Ощущающий тип представляет собой во всех отношениях противоположность интуитивному типу. Он базируется, так сказать, исключительно на элементе чувственного ощущения. Его психология ориентируется на влечении и ощущении. Поэтому он всецело зависит от реальных раздражений.
То обстоятельство, что Ницше особенно выделяет, с одной стороны, психологическую функцию интуиции, а с другой — психологическую функцию ощущения и влечения, могло бы быть показательным для его собственной, личной психологии. Его следовало бы признать интуитивным типом, но со склонностью в сторону интроверсии. В пользу первого говорит его преимущественно интуитивно-художественный способ творить, для которого особенно характерно разбираемое нами «Рождение трагедии», а еще больше главное его произведение «Так говорит Заратустра». Для интровертно-интеллектуальной стороны его характера показательными являются его афористические сочинения, отличающиеся, несмотря на сильную окрашенность чувством, ярко выраженным критическим интеллектуализмом, в стиле французской интеллигенции XVIII века. О его принадлежности к интуитивному типу вообще говорит то обстоятельство, что ему недостает рационального ограничения и законченности. При таком положении вещей неудивительно, что он в первом своем сочинении бессознательно выдвигает на первый план факты своей личной психологии.

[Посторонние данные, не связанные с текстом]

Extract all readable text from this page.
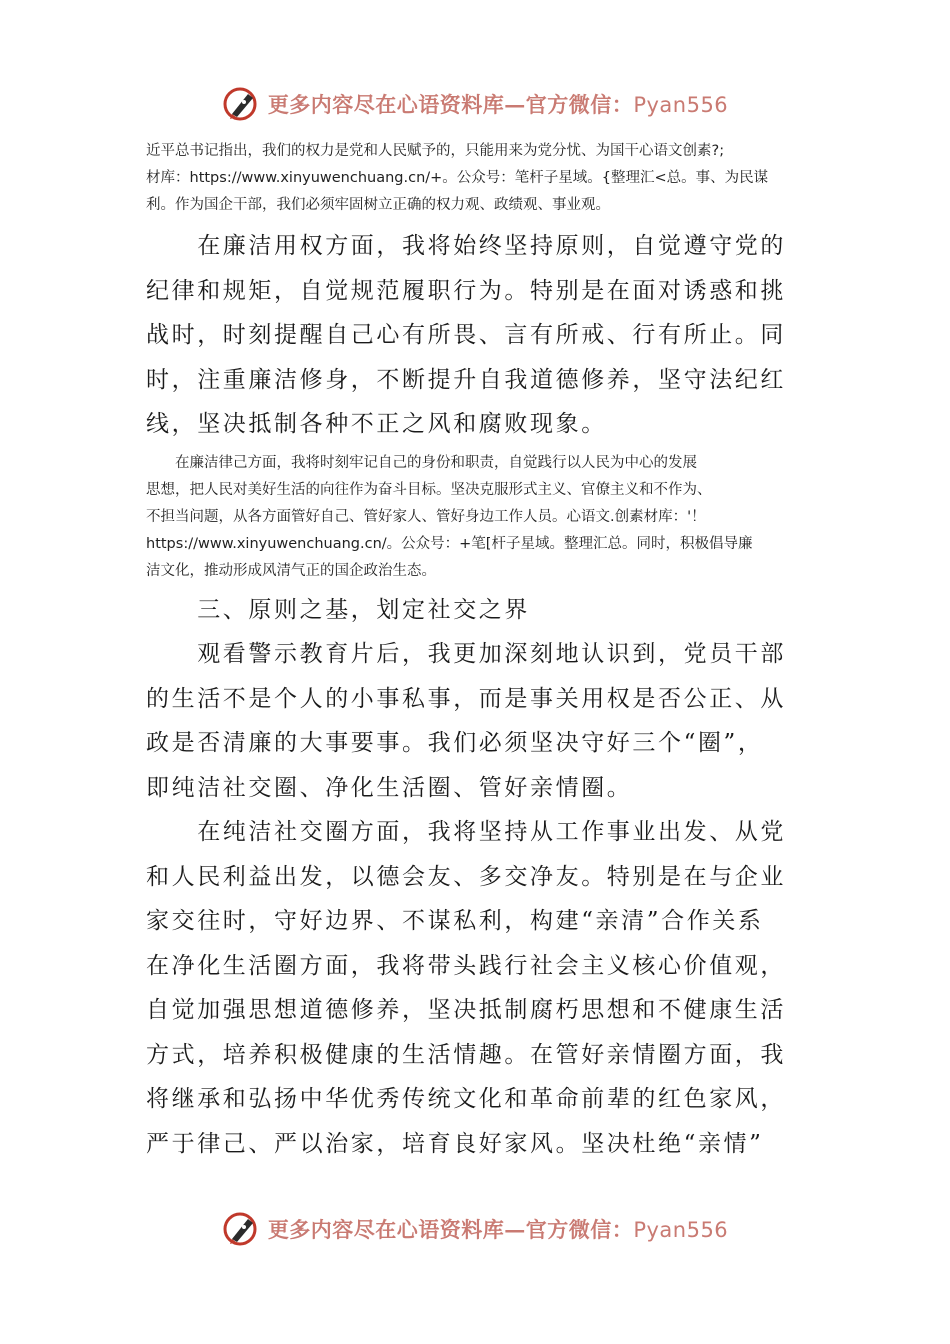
更多内容尽在心语资料库—官方微信：Pyan556

近平总书记指出，我们的权力是党和人民赋予的，只能用来为党分忧、为国干心语文创素?;

材库：https://www.xinyuwenchuang.cn/+。公众号：笔杆子星域。{整理汇<总。事、为民谋

利。作为国企干部，我们必须牢固树立正确的权力观、政绩观、事业观。

　　在廉洁用权方面，我将始终坚持原则，自觉遵守党的

纪律和规矩，自觉规范履职行为。特别是在面对诱惑和挑

战时，时刻提醒自己心有所畏、言有所戒、行有所止。同

时，注重廉洁修身，不断提升自我道德修养，坚守法纪红

线，坚决抵制各种不正之风和腐败现象。

　　在廉洁律己方面，我将时刻牢记自己的身份和职责，自觉践行以人民为中心的发展

思想，把人民对美好生活的向往作为奋斗目标。坚决克服形式主义、官僚主义和不作为、

不担当问题，从各方面管好自己、管好家人、管好身边工作人员。心语文.创素材库：'！

https://www.xinyuwenchuang.cn/。公众号：+笔[杆子星域。整理汇总。同时，积极倡导廉

洁文化，推动形成风清气正的国企政治生态。

　　三、原则之基，划定社交之界

　　观看警示教育片后，我更加深刻地认识到，党员干部

的生活不是个人的小事私事，而是事关用权是否公正、从

政是否清廉的大事要事。我们必须坚决守好三个“圈”，

即纯洁社交圈、净化生活圈、管好亲情圈。

　　在纯洁社交圈方面，我将坚持从工作事业出发、从党

和人民利益出发，以德会友、多交净友。特别是在与企业

家交往时，守好边界、不谋私利，构建“亲清”合作关系

在净化生活圈方面，我将带头践行社会主义核心价值观，

自觉加强思想道德修养，坚决抵制腐朽思想和不健康生活

方式，培养积极健康的生活情趣。在管好亲情圈方面，我

将继承和弘扬中华优秀传统文化和革命前辈的红色家风，

严于律己、严以治家，培育良好家风。坚决杜绝“亲情”

更多内容尽在心语资料库—官方微信：Pyan556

Это соответствует интуитивной установке, воспринимающей все внешнее прежде всего через внутреннее, иногда даже в ущерб реальности. Благодаря такой установке он и приобрел это глубокое понимание дионисийских свойств своего бессознательного. Однако грубая форма их, насколько нам известно, всплыла на поверхность его сознания лишь тогда, когда разразился его недуг, после того, как она уже раньше обнаруживала себя в его сочинениях в многочисленных эротических намеках. Поэтому чрезвычайно прискорбно с психологической точки зрения, что рукописи, найденные после его заболевания в Турине, — рукописи в этом отношении особенно показательные — были преданы уничтожению во имя морально-эстетического сострадания.